How to calculate the derivative of $\int_0^x \left(\frac{1}{t}-[\frac{1}{t}]\right)dt$ at $x=0$?

With the help of reuns,I can complete the proof. \begin{equation} \begin{aligned} \lim_{n\to\infty}nF\left(\frac{1}{n}\right)&=\lim_{n\to\infty}n\sum_{k=n}^\infty\int_\frac{1}{k+1}^\frac{1}{k}\left(\frac{1}{t}-\left[\frac{1}{t}\right]\right)dt\\&=\lim_{n\to\infty}n\sum_{k=n}^\infty\int_\frac{1}{k+1}^\frac{1}{k}\left(\frac{1}{t}-k\right) dt\\&=\lim_{n\to\infty}n\sum_{k=n}^\infty \left(\ln(1+\frac{1}{k})-\frac{1}{k+1}\right)\\&=\lim_{n\to\infty}n\sum_{k=n}^\infty \left(\frac{1}{k}-\frac{1}{2k^2}-\frac{1}{k+1}\right)\\&=\frac{1}{2}. \end{aligned} \end{equation} Since $$\frac{1}{n}=\sum_{k=n}^\infty \frac{1}{k(k+1)}<\sum_{k=n}^\infty \frac{1}{k^2}<\sum_{k=n}^\infty \frac{1}{k(k-1)}=\frac{1}{n-1}$$ and $$\frac{1}{n^3}\leq\sum_{k=n}^\infty\frac{1}{k^3}\leq\frac{1}{n}\sum_{k=n}^\infty\frac{1}{k^2}<\frac{1}{n(n-1)}.$$ Thanks to Martin R for reminding.

The following part is by Adam Latosiński, I just modified the typographical errors.Thanks for his help!

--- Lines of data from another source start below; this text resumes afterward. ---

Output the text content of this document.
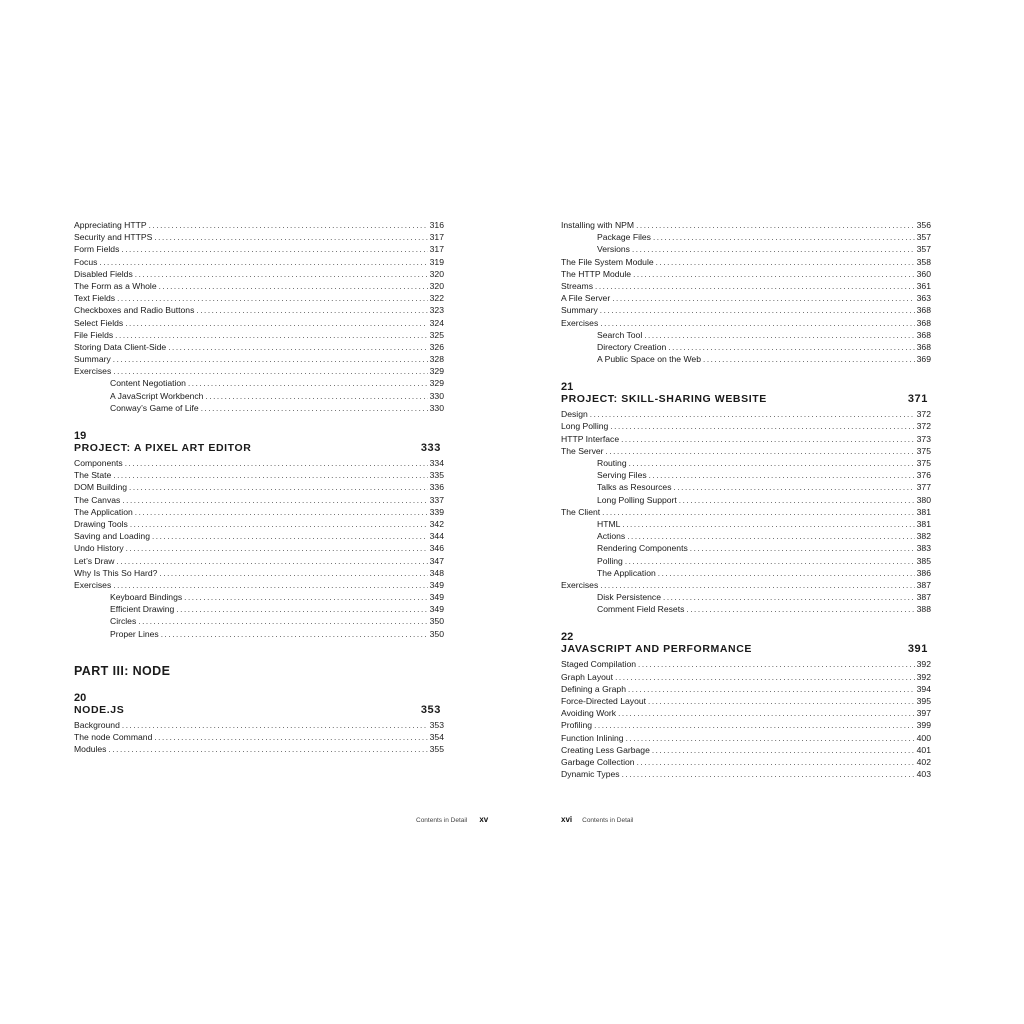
Appreciating HTTP .....	316
Security and HTTPS .....	317
Form Fields .....	317
Focus .....	319
Disabled Fields .....	320
The Form as a Whole .....	320
Text Fields .....	322
Checkboxes and Radio Buttons .....	323
Select Fields .....	324
File Fields .....	325
Storing Data Client-Side .....	326
Summary .....	328
Exercises .....	329
Content Negotiation .....	329
A JavaScript Workbench .....	330
Conway’s Game of Life .....	330
19
PROJECT: A PIXEL ART EDITOR	333
Components .....	334
The State .....	335
DOM Building .....	336
The Canvas .....	337
The Application .....	339
Drawing Tools .....	342
Saving and Loading .....	344
Undo History .....	346
Let’s Draw .....	347
Why Is This So Hard? .....	348
Exercises .....	349
Keyboard Bindings .....	349
Efficient Drawing .....	349
Circles .....	350
Proper Lines .....	350
PART III: NODE
20
NODE.JS	353
Background .....	353
The node Command .....	354
Modules .....	355
Contents in Detail xv
Installing with NPM .....	356
Package Files .....	357
Versions .....	357
The File System Module .....	358
The HTTP Module .....	360
Streams .....	361
A File Server .....	363
Summary .....	368
Exercises .....	368
Search Tool .....	368
Directory Creation .....	368
A Public Space on the Web .....	369
21
PROJECT: SKILL-SHARING WEBSITE	371
Design .....	372
Long Polling .....	372
HTTP Interface .....	373
The Server .....	375
Routing .....	375
Serving Files .....	376
Talks as Resources .....	377
Long Polling Support .....	380
The Client .....	381
HTML .....	381
Actions .....	382
Rendering Components .....	383
Polling .....	385
The Application .....	386
Exercises .....	387
Disk Persistence .....	387
Comment Field Resets .....	388
22
JAVASCRIPT AND PERFORMANCE	391
Staged Compilation .....	392
Graph Layout .....	392
Defining a Graph .....	394
Force-Directed Layout .....	395
Avoiding Work .....	397
Profiling .....	399
Function Inlining .....	400
Creating Less Garbage .....	401
Garbage Collection .....	402
Dynamic Types .....	403
xvi Contents in Detail
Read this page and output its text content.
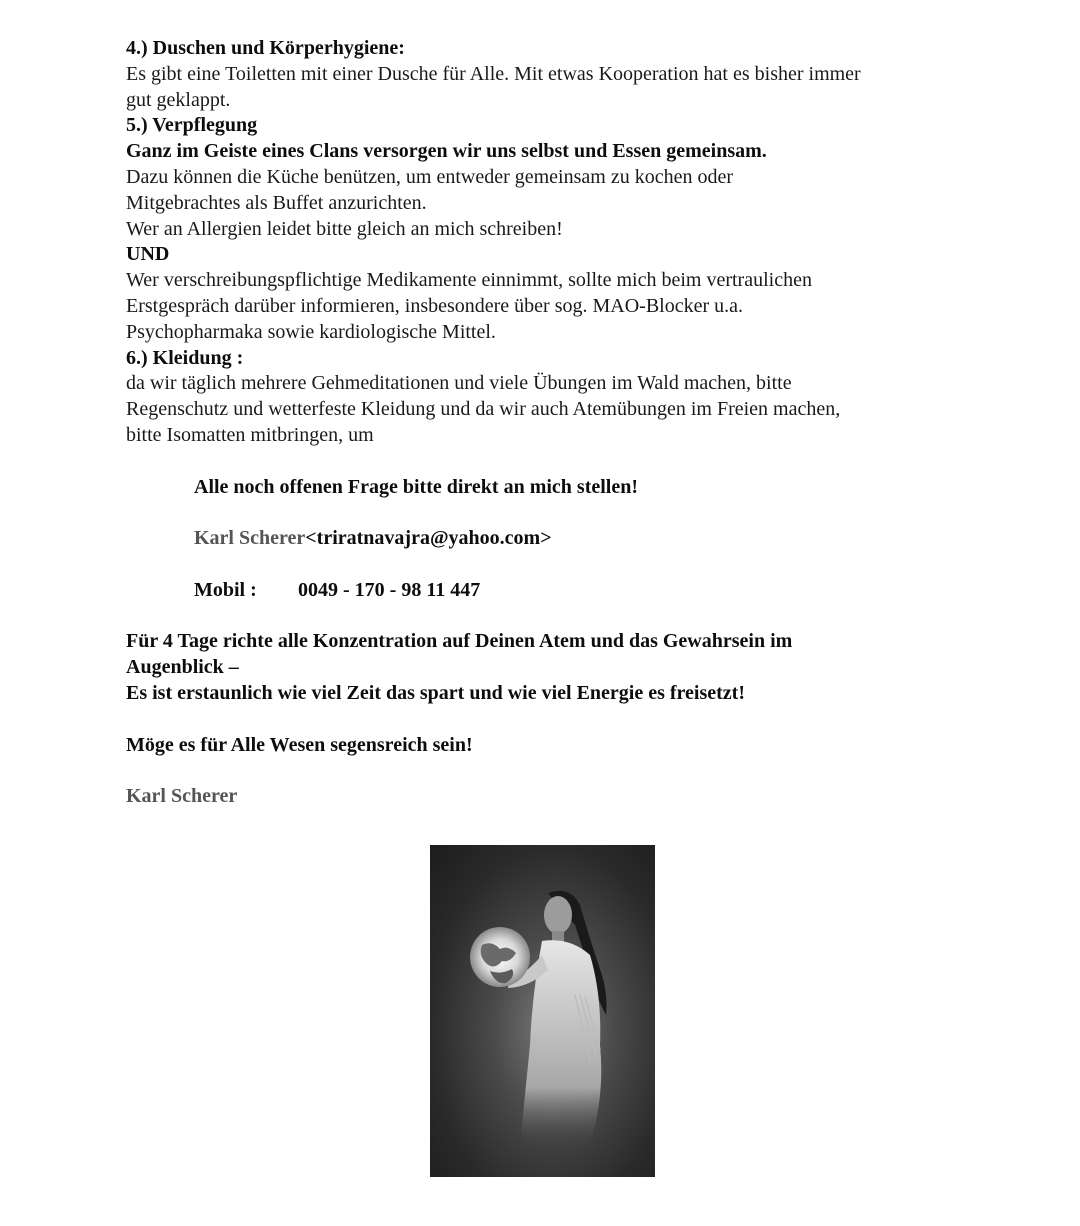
4.) Duschen und Körperhygiene:
Es gibt eine Toiletten mit einer Dusche für Alle. Mit etwas Kooperation hat es bisher immer
gut geklappt.
5.) Verpflegung
Ganz im Geiste eines Clans versorgen wir uns selbst und Essen gemeinsam.
Dazu können die Küche benützen, um entweder gemeinsam zu kochen oder
Mitgebrachtes als Buffet anzurichten.
Wer an Allergien leidet bitte gleich an mich schreiben!
UND
Wer verschreibungspflichtige Medikamente einnimmt, sollte mich beim vertraulichen
Erstgespräch darüber informieren, insbesondere über sog. MAO-Blocker u.a.
Psychopharmaka sowie kardiologische Mittel.
6.) Kleidung :
da wir täglich mehrere Gehmeditationen und viele Übungen im Wald machen, bitte
Regenschutz und wetterfeste Kleidung und da wir auch Atemübungen im Freien machen,
bitte Isomatten mitbringen, um
Alle noch offenen Frage bitte direkt an mich stellen!
Karl Scherer<triratnavajra@yahoo.com>
Mobil : 0049 - 170 - 98 11 447
Für 4 Tage richte alle Konzentration auf Deinen Atem und das Gewahrsein im
Augenblick –
Es ist erstaunlich wie viel Zeit das spart und wie viel Energie es freisetzt!
Möge es für Alle Wesen segensreich sein!
Karl Scherer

We still need to show that $\lim\limits_{x\rightarrow 0} \frac{F(x)}{x} = \frac{1}{2}$ also when we approach by a sequence with $x\neq\frac{1}{n}$. Let $n=[ 1/x]$, so that $\frac{1}{n+1}<x\le\frac{1}{n}$, that is $n\le\frac{1}{x}<{n+1}$. We have \begin{align} \left|\frac{F(1/n)}{1/n} - \frac{F(x)}{x}\right| &\le \left|\frac{F(1/n)}{1/n} - \frac{F(1/n)}{x}\right| + \left|\frac{F(1/n)}{x} - \frac{F(x)}{x}\right| \\ &\le F(1/n) \left|n-\frac{1}{x}\right| + (n+1) |F(1/n)-F(x)| \\ &\le F(1/n) + (n+1) \int_{x}^{\frac{1}{n}} \Big(\frac{1}{t}- \left[\frac{1}{t}\right]\Big) dt \\ &\le F(1/n) + (n+1) \int_{x}^{\frac{1}{n}} 1 \,dt \\ &\le F(1/n) + (n+1)(\frac{1}{n}-\frac{1}{n+1}) \rightarrow 0\end{align} which proves that $$ \lim_{x\rightarrow 0} \frac{F(x)}{x} = \lim_{n\rightarrow\infty} nF(\frac{1}{n}) = \frac12$$


By the Stolz-Cesaro theorem \begin{eqnarray} \lim_{n\to\infty}n F\left(\frac{1}{n}\right) &=&\lim_{n\to\infty}\frac{F\left(\frac1n\right)}{\frac1n}\\ &=&\lim_{n\to\infty}\frac{F\left(\frac1{n+1}\right)-F\left(\frac1n\right)}{\frac1{n+1}-\frac1n}\\ &=&-\lim_{n\to\infty}n(n+1)\int^{\frac{1}{n+1}}_{\frac{1}{n}} \left(\frac{1}{t} - n\right)dt \\ &=&-\lim_{n\to\infty}n(n+1)\int^{\frac{1}{n+1}}_{\frac{1}{n}} \left(\frac{1}{t} - n\right)dt \\ &=&-\lim_{n\to\infty}n(n+1)\left[\ln\left(\frac{n}{n+1}\right)-\frac1{n+1}\right] \\ &=&\frac12. \end{eqnarray}


Using $\{x\}=x-\lfloor x\rfloor$ and substituting $t\mapsto\frac1t$, then integrating by parts (multiple times for higher precision), we get $$ \begin{align} \int_0^x\left(\frac1t-\left\lfloor\frac1t\right\rfloor\right)\mathrm{d}t &=\int_{1/x}^\infty\left(\frac1{2t^2}+\frac{\{t\}-\frac12}{t^2}\right)\mathrm{d}t\\ &=\frac x2+\int_{1/x}^\infty\frac1{t^2}\,\mathrm{d}\left(\tfrac12\{t\}^2-\tfrac12\{t\}+\tfrac1{12}\right)\\ &=\frac x2-x^2\left(\tfrac12\left\{\tfrac1x\right\}^2-\tfrac12\left\{\tfrac1x\right\}+\tfrac1{12}\right)+\int_{1/x}^\infty\frac{\{t\}^2-\{t\}+\tfrac16}{t^3}\,\mathrm{d}t\\[6pt] &=\frac x2-x^2\left(\tfrac12\left\{\tfrac1x\right\}^2-\tfrac12\left\{\tfrac1x\right\}+\tfrac1{12}\right)+O\!\left(x^3\right) \end{align} $$ Therefore, $$ \lim_{x\to0}\frac1x\int_0^x\left(\frac1t-\left\lfloor\frac1t\right\rfloor\right)\mathrm{d}t=\frac12 $$